La J.O.C. (Jeu­nesse Ouvrière Chré­tienne) appose sur les murs des papillons com­por­tant le texte sui­vant : « Un per­nod de temps à autre, à la rigueur, d’ac­cord ; un film empoi­son­né, jamais. » Et de citer « Le Puri­tain » et « Pépé le Moko ».

Est-ce que ces mora­listes de pres­by­tère vont conti­nuer long­temps à emmer­der le monde avec leur puri­ta­nisme ? Il est pos­sible que les diri­geants de la J.O.C. craignent que quelques images réa­listes ne viennent réveiller les sens endor­mis ou refou­lés de leurs jeunes mili­tants, et qu’ils perdent ain­si tout le béné­fice des mor­ti­fi­ca­tions et des messes domi­ni­cales. En fait, ces deux films, s’ils ne sont pas des chefs-d’œuvre, comptent mal­gré tout par­mi ceux très hono­rables de la pro­duc­tion fran­çaise et méritent d’être défen­dus par tous les esprits férus de liberté.

Rien de por­no­gra­phique ni de mau­vais goût n’en­tache ces films.

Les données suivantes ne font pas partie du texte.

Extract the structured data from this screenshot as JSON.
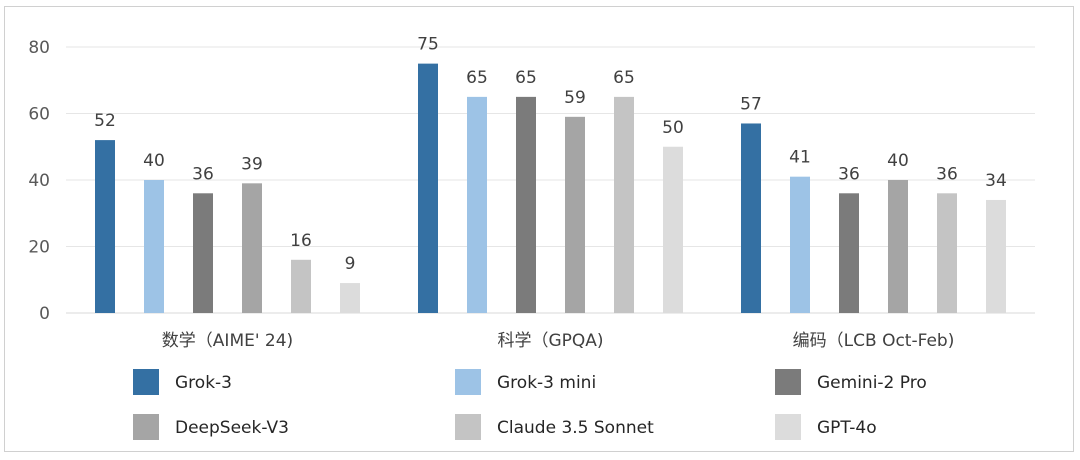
{
  "chart_data": {
    "type": "bar",
    "categories": [
      "数学（AIME' 24)",
      "科学（GPQA)",
      "编码（LCB Oct-Feb)"
    ],
    "series": [
      {
        "name": "Grok-3",
        "color": "#3470a3",
        "values": [
          52,
          75,
          57
        ]
      },
      {
        "name": "Grok-3 mini",
        "color": "#9dc3e6",
        "values": [
          40,
          65,
          41
        ]
      },
      {
        "name": "Gemini-2 Pro",
        "color": "#7b7b7b",
        "values": [
          36,
          65,
          36
        ]
      },
      {
        "name": "DeepSeek-V3",
        "color": "#a5a5a5",
        "values": [
          39,
          59,
          40
        ]
      },
      {
        "name": "Claude 3.5 Sonnet",
        "color": "#c4c4c4",
        "values": [
          16,
          65,
          36
        ]
      },
      {
        "name": "GPT-4o",
        "color": "#dcdcdc",
        "values": [
          9,
          50,
          34
        ]
      }
    ],
    "ylim": [
      0,
      80
    ],
    "yticks": [
      0,
      20,
      40,
      60,
      80
    ],
    "grid": true,
    "data_labels": true,
    "legend_position": "bottom"
  }
}
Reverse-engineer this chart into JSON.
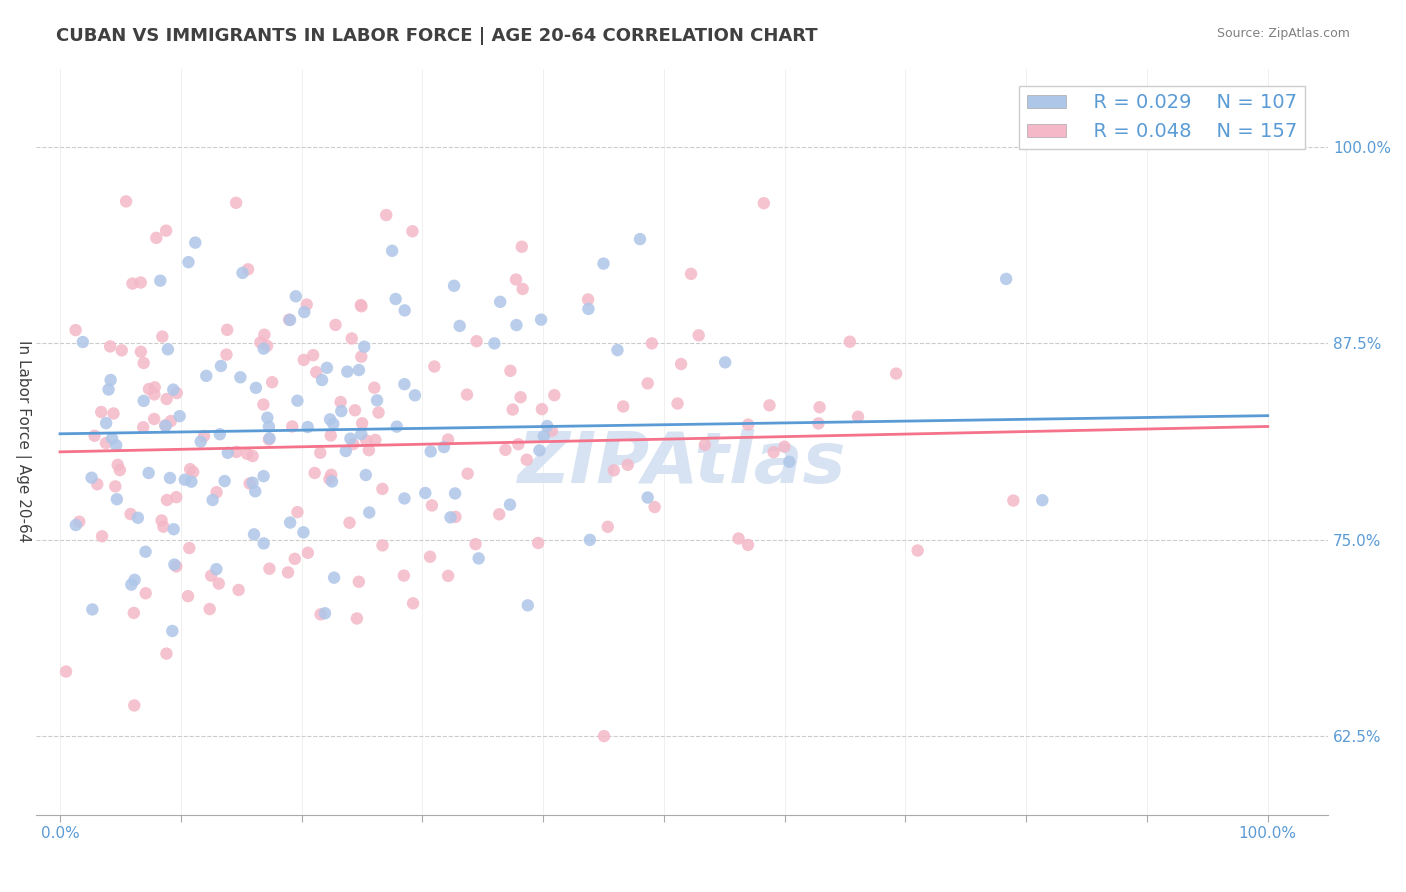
{
  "title": "CUBAN VS IMMIGRANTS IN LABOR FORCE | AGE 20-64 CORRELATION CHART",
  "source_text": "Source: ZipAtlas.com",
  "xlabel": "",
  "ylabel": "In Labor Force | Age 20-64",
  "x_ticks": [
    0.0,
    0.1,
    0.2,
    0.3,
    0.4,
    0.5,
    0.6,
    0.7,
    0.8,
    0.9,
    1.0
  ],
  "x_tick_labels": [
    "0.0%",
    "",
    "",
    "",
    "",
    "",
    "",
    "",
    "",
    "",
    "100.0%"
  ],
  "y_tick_labels": [
    "62.5%",
    "75.0%",
    "87.5%",
    "100.0%"
  ],
  "y_ticks": [
    0.625,
    0.75,
    0.875,
    1.0
  ],
  "xlim": [
    -0.02,
    1.05
  ],
  "ylim": [
    0.575,
    1.05
  ],
  "cubans_R": 0.029,
  "cubans_N": 107,
  "immigrants_R": 0.048,
  "immigrants_N": 157,
  "cubans_color": "#aec6e8",
  "immigrants_color": "#f4b8c8",
  "cubans_line_color": "#5b9bd5",
  "immigrants_line_color": "#f4728a",
  "legend_box_color": "#ffffff",
  "background_color": "#ffffff",
  "grid_color": "#cccccc",
  "title_color": "#404040",
  "axis_label_color": "#404040",
  "tick_label_color": "#5b9bd5",
  "source_color": "#808080",
  "watermark_text": "ZIPAtlas",
  "watermark_color": "#d0dff0",
  "legend_text_color": "#5b9bd5",
  "legend_font_size": 14,
  "title_font_size": 13,
  "axis_label_font_size": 11,
  "tick_font_size": 11
}
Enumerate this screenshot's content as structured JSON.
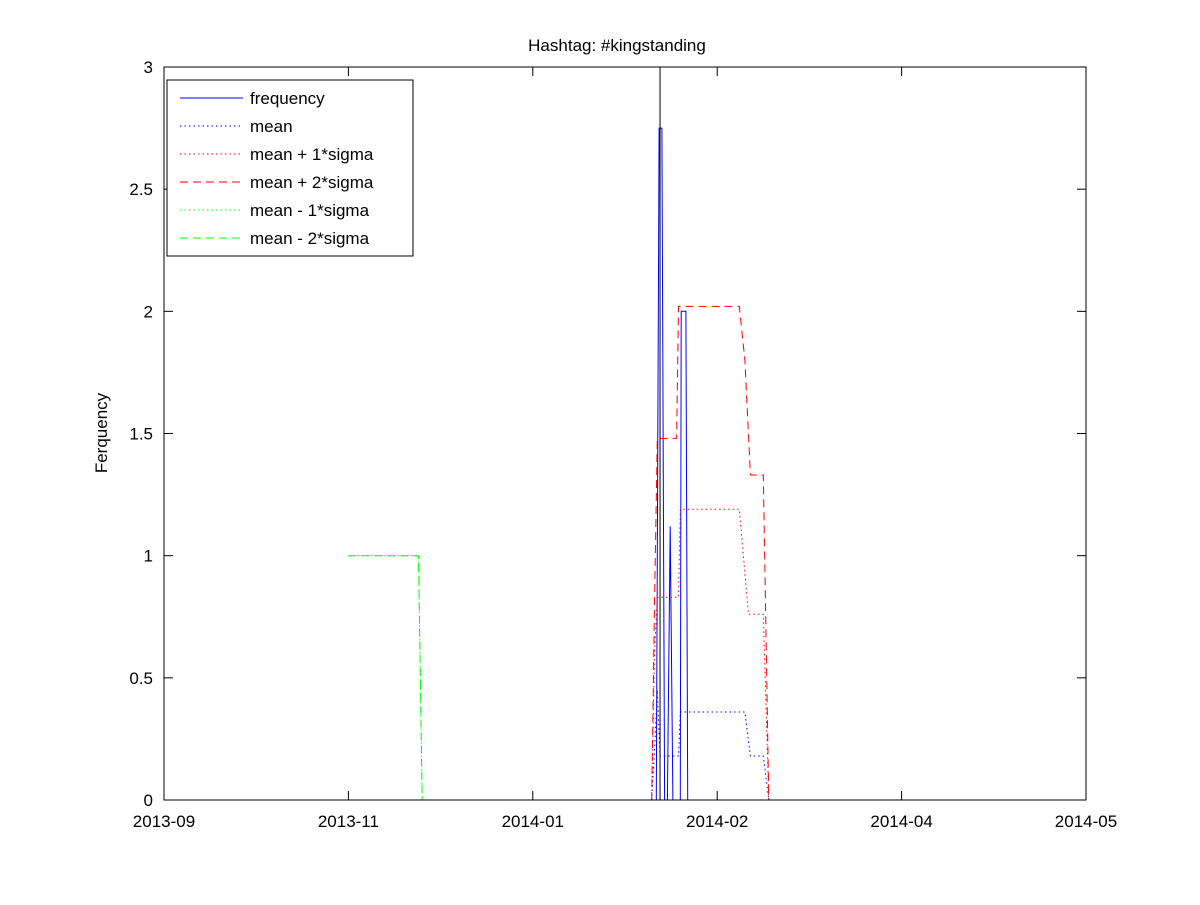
{
  "chart_data": {
    "type": "line",
    "title": "Hashtag: #kingstanding",
    "xlabel": "",
    "ylabel": "Ferquency",
    "x_ticks": [
      "2013-09",
      "2013-11",
      "2014-01",
      "2014-02",
      "2014-04",
      "2014-05"
    ],
    "y_ticks": [
      "0",
      "0.5",
      "1",
      "1.5",
      "2",
      "2.5",
      "3"
    ],
    "xlim": [
      0,
      5
    ],
    "ylim": [
      0,
      3
    ],
    "grid": false,
    "legend_position": "top-left",
    "series": [
      {
        "name": "frequency",
        "color": "#0000ff",
        "style": "solid",
        "points": [
          [
            2.67,
            0
          ],
          [
            2.685,
            2.75
          ],
          [
            2.7,
            2.75
          ],
          [
            2.715,
            0
          ],
          [
            2.73,
            0
          ],
          [
            2.745,
            1.12
          ],
          [
            2.76,
            0
          ],
          [
            2.8,
            0
          ],
          [
            2.805,
            2.0
          ],
          [
            2.83,
            2.0
          ],
          [
            2.84,
            0
          ]
        ]
      },
      {
        "name": "mean",
        "color": "#0000ff",
        "style": "dotted",
        "points": [
          [
            2.645,
            0
          ],
          [
            2.66,
            0.2
          ],
          [
            2.675,
            0.45
          ],
          [
            2.69,
            0.18
          ],
          [
            2.74,
            0.18
          ],
          [
            2.76,
            0.18
          ],
          [
            2.79,
            0.18
          ],
          [
            2.8,
            0.36
          ],
          [
            3.15,
            0.36
          ],
          [
            3.18,
            0.18
          ],
          [
            3.25,
            0.18
          ],
          [
            3.28,
            0.0
          ]
        ]
      },
      {
        "name": "mean + 1*sigma",
        "color": "#ff0000",
        "style": "dotted",
        "points": [
          [
            2.645,
            0
          ],
          [
            2.66,
            0.6
          ],
          [
            2.675,
            0.83
          ],
          [
            2.69,
            0.83
          ],
          [
            2.74,
            0.83
          ],
          [
            2.76,
            0.83
          ],
          [
            2.79,
            0.83
          ],
          [
            2.8,
            1.19
          ],
          [
            3.12,
            1.19
          ],
          [
            3.17,
            0.76
          ],
          [
            3.25,
            0.76
          ],
          [
            3.28,
            0.0
          ]
        ]
      },
      {
        "name": "mean + 2*sigma",
        "color": "#ff0000",
        "style": "dashed",
        "points": [
          [
            2.645,
            0
          ],
          [
            2.66,
            0.8
          ],
          [
            2.675,
            1.48
          ],
          [
            2.69,
            1.48
          ],
          [
            2.74,
            1.48
          ],
          [
            2.76,
            1.48
          ],
          [
            2.78,
            1.48
          ],
          [
            2.79,
            2.02
          ],
          [
            3.12,
            2.02
          ],
          [
            3.15,
            1.8
          ],
          [
            3.18,
            1.33
          ],
          [
            3.25,
            1.33
          ],
          [
            3.28,
            0.0
          ]
        ]
      },
      {
        "name": "mean - 1*sigma",
        "color": "#00ff00",
        "style": "dotted",
        "points": [
          [
            1.0,
            1.0
          ],
          [
            1.38,
            1.0
          ],
          [
            1.4,
            0.0
          ]
        ]
      },
      {
        "name": "mean - 2*sigma",
        "color": "#00ff00",
        "style": "dashed",
        "points": [
          [
            1.0,
            1.0
          ],
          [
            1.38,
            1.0
          ],
          [
            1.4,
            0.0
          ]
        ]
      }
    ],
    "annotations": [
      {
        "type": "vertical-line",
        "x": 2.69,
        "color": "#000000"
      }
    ]
  }
}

La calotte, bas les pattes devant eux !

Et comme en pro­vince l’on a déjà ten­té de boy­cot­ter des films dénon­cés par la paroisse locale, nous invi­tons nos lec­teurs qui se trou­ve­raient dans des salles où des mani­fes­ta­tions du même ordre se pro­dui­raient, de pas­ser à l’ac­tion directe contre ces évan­gé­listes du ciné­ma, pour leur faire sen­tir comme il convient que le peuple n’est pas mûr pour l’obs­cu­ran­tisme des Jésuites.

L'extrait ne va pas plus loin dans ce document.